Passions In Death by J.D. Robb - This one stars another artist, but this time she's the victim. Erin Albright is a painter who was beginning to get some attention. She was at the bachelorette party to celebrate her coming wedding to Shauna Hunnicut, and was about to surprise her with a trip to Hawaii for their honeymoon when she was garotted in a private room in the club where the party was. The killer was someone who knew about the surprise and knew she would be in that room during the party. Was it her former lover, the sexy, hispanic, hot-tempered Chichi who insists Shauna manipulated Erin into marrying her? Or was it Shauna's high school boyfriend who just happened to move to NY just after Shauna did and move into her actual apartment building and then just happened to start dating her best friend? Another fun listen. I have to say the narrator for these audiobooks really gets put through the ringer for accents. Dallas' husband is Irish, the house manager is British, Chichi has a strong accent, and she even does a great imitation of someone talking while chewing.

Medicine River: A Story of Survival and the Legacy of Indian Boarding Schools by Mary Annette Pember - The author's mother was sent to an Indian Boarding school in Wisconsin when she was 5 years old. Her parents split up and she and her siblings went to live with her grandmother, but she couldn't afford to feed them so they went to the boarding school.

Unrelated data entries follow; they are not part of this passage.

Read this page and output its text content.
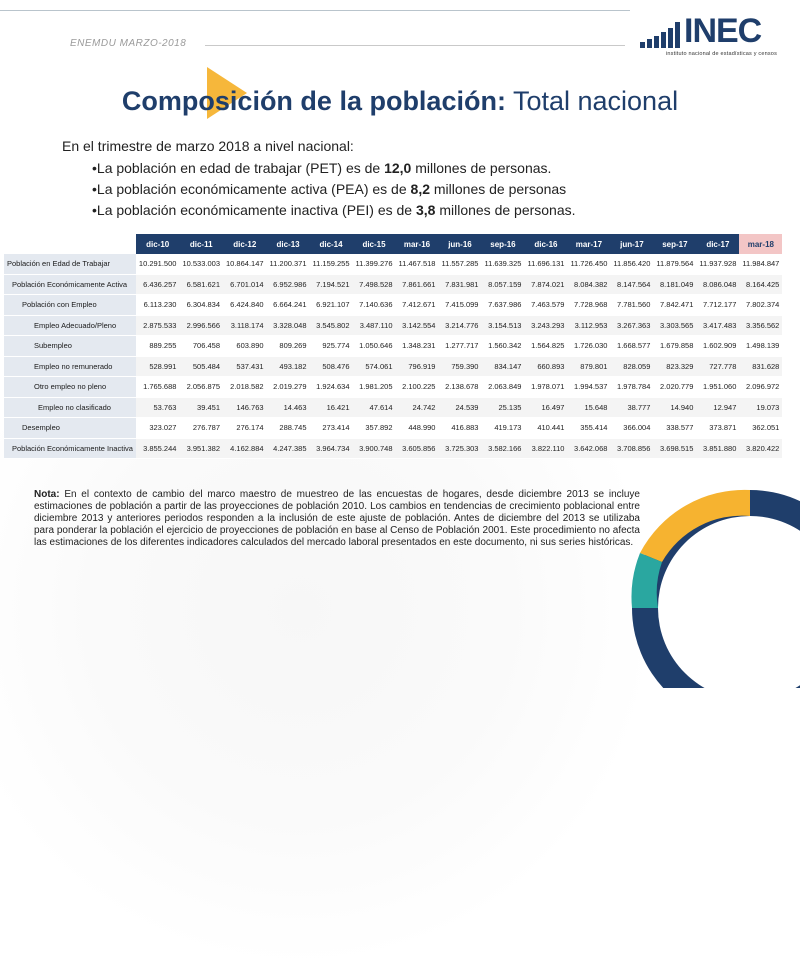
ENEMDU MARZO-2018	INEC
instituto nacional de estadísticas y censos
Composición de la población: Total nacional
En el trimestre de marzo 2018 a nivel nacional:
•La población en edad de trabajar (PET) es de 12,0 millones de personas.
•La población económicamente activa (PEA) es de 8,2 millones de personas
•La población económicamente inactiva (PEI) es de 3,8 millones de personas.
	dic-10	dic-11	dic-12	dic-13	dic-14	dic-15	mar-16	jun-16	sep-16	dic-16	mar-17	jun-17	sep-17	dic-17	mar-18
Población en Edad de Trabajar	10.291.500	10.533.003	10.864.147	11.200.371	11.159.255	11.399.276	11.467.518	11.557.285	11.639.325	11.696.131	11.726.450	11.856.420	11.879.564	11.937.928	11.984.847
Población Económicamente Activa	6.436.257	6.581.621	6.701.014	6.952.986	7.194.521	7.498.528	7.861.661	7.831.981	8.057.159	7.874.021	8.084.382	8.147.564	8.181.049	8.086.048	8.164.425
Población con Empleo	6.113.230	6.304.834	6.424.840	6.664.241	6.921.107	7.140.636	7.412.671	7.415.099	7.637.986	7.463.579	7.728.968	7.781.560	7.842.471	7.712.177	7.802.374
Empleo Adecuado/Pleno	2.875.533	2.996.566	3.118.174	3.328.048	3.545.802	3.487.110	3.142.554	3.214.776	3.154.513	3.243.293	3.112.953	3.267.363	3.303.565	3.417.483	3.356.562
Subempleo	889.255	706.458	603.890	809.269	925.774	1.050.646	1.348.231	1.277.717	1.560.342	1.564.825	1.726.030	1.668.577	1.679.858	1.602.909	1.498.139
Empleo no remunerado	528.991	505.484	537.431	493.182	508.476	574.061	796.919	759.390	834.147	660.893	879.801	828.059	823.329	727.778	831.628
Otro empleo no pleno	1.765.688	2.056.875	2.018.582	2.019.279	1.924.634	1.981.205	2.100.225	2.138.678	2.063.849	1.978.071	1.994.537	1.978.784	2.020.779	1.951.060	2.096.972
Empleo no clasificado	53.763	39.451	146.763	14.463	16.421	47.614	24.742	24.539	25.135	16.497	15.648	38.777	14.940	12.947	19.073
Desempleo	323.027	276.787	276.174	288.745	273.414	357.892	448.990	416.883	419.173	410.441	355.414	366.004	338.577	373.871	362.051
Población Económicamente Inactiva	3.855.244	3.951.382	4.162.884	4.247.385	3.964.734	3.900.748	3.605.856	3.725.303	3.582.166	3.822.110	3.642.068	3.708.856	3.698.515	3.851.880	3.820.422
Nota: En el contexto de cambio del marco maestro de muestreo de las encuestas de hogares, desde diciembre 2013 se incluye estimaciones de población a partir de las proyecciones de población 2010. Los cambios en tendencias de crecimiento poblacional entre diciembre 2013 y anteriores periodos responden a la inclusión de este ajuste de población. Antes de diciembre del 2013 se utilizaba para ponderar la población el ejercicio de proyecciones de población en base al Censo de Población 2001. Este procedimiento no afecta las estimaciones de los diferentes indicadores calculados del mercado laboral presentados en este documento, ni sus series históricas.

Her mother came to visit her once, to tell them she had married a white man and the kids had to stay at the school. Her father came to visit some, but mostly he was drinking the profits from his illegal distillery. The boarding school was run by nuns who were abusive to say the least. The food was not great and there was never enough. The children were called dirty Indians daily and punished by whipping for speaking their native languages. Her mother was locked in the basement repeatedly. Sometimes for days on end. She and her siblings would run away to her father's house in the woods, but eventually he would have to send them back to the school. When she got out, she went off with a white guy who was abusive. Her brothers and cousins went and got her and brought her back. Then she married the author's father, also a white man. She was mostly unavailable to her own children, struggling with migraines and mental illness caused by trauma. The author then became and alcoholic. Luckily, her husband stuck by her until she realized what she was doing and they both went through rehab and therapy (he was an enabler, not an alcoholic.) In the process of delving into her past during rehab, she realized she wasn't the only one out there living with the consequences of Indian boarding schools. The author's story is set in Wisconsin, but she talks about the history of Indian Boarding schools and most of those were in Oklahoma, so several are mentioned. Many of those didn't shut down until the 70s. She spoke to people who were in those Oklahoma schools who talked about their experiences there.

Random in Death by J.D. Robb - This one featured a teen serial killer. He chose his targets at random. He went to dark, crowded places popular with teens, carrying a syringe loaded up with pure heroin, a powerful sedative, and rohypnol (a date-rape drug), and infected with a fast-spreading form of syphilis. The extra drugs were unnecessary since the heroin dose was enough to kill anyone in minutes, so why a date-rape drug? And why syphilis? The victims die in less than 10 minutes. They are teenage girls. Cute, clean, passionate about their hobbies. Turns out the kid is a nerd who has been ignored by girls and is extremely intelligent, so he thinks he is owed their attention because he's so smart. His mother died of a drug overdose when he was eleven. His father is a doctor and kind of just turned him loose in his own personal lab and let him raise himself. It was really chilling, the way this kid thought.

There you have it. All 7 books I finished in February. Thank God for audiobooks keeping my reading stats up.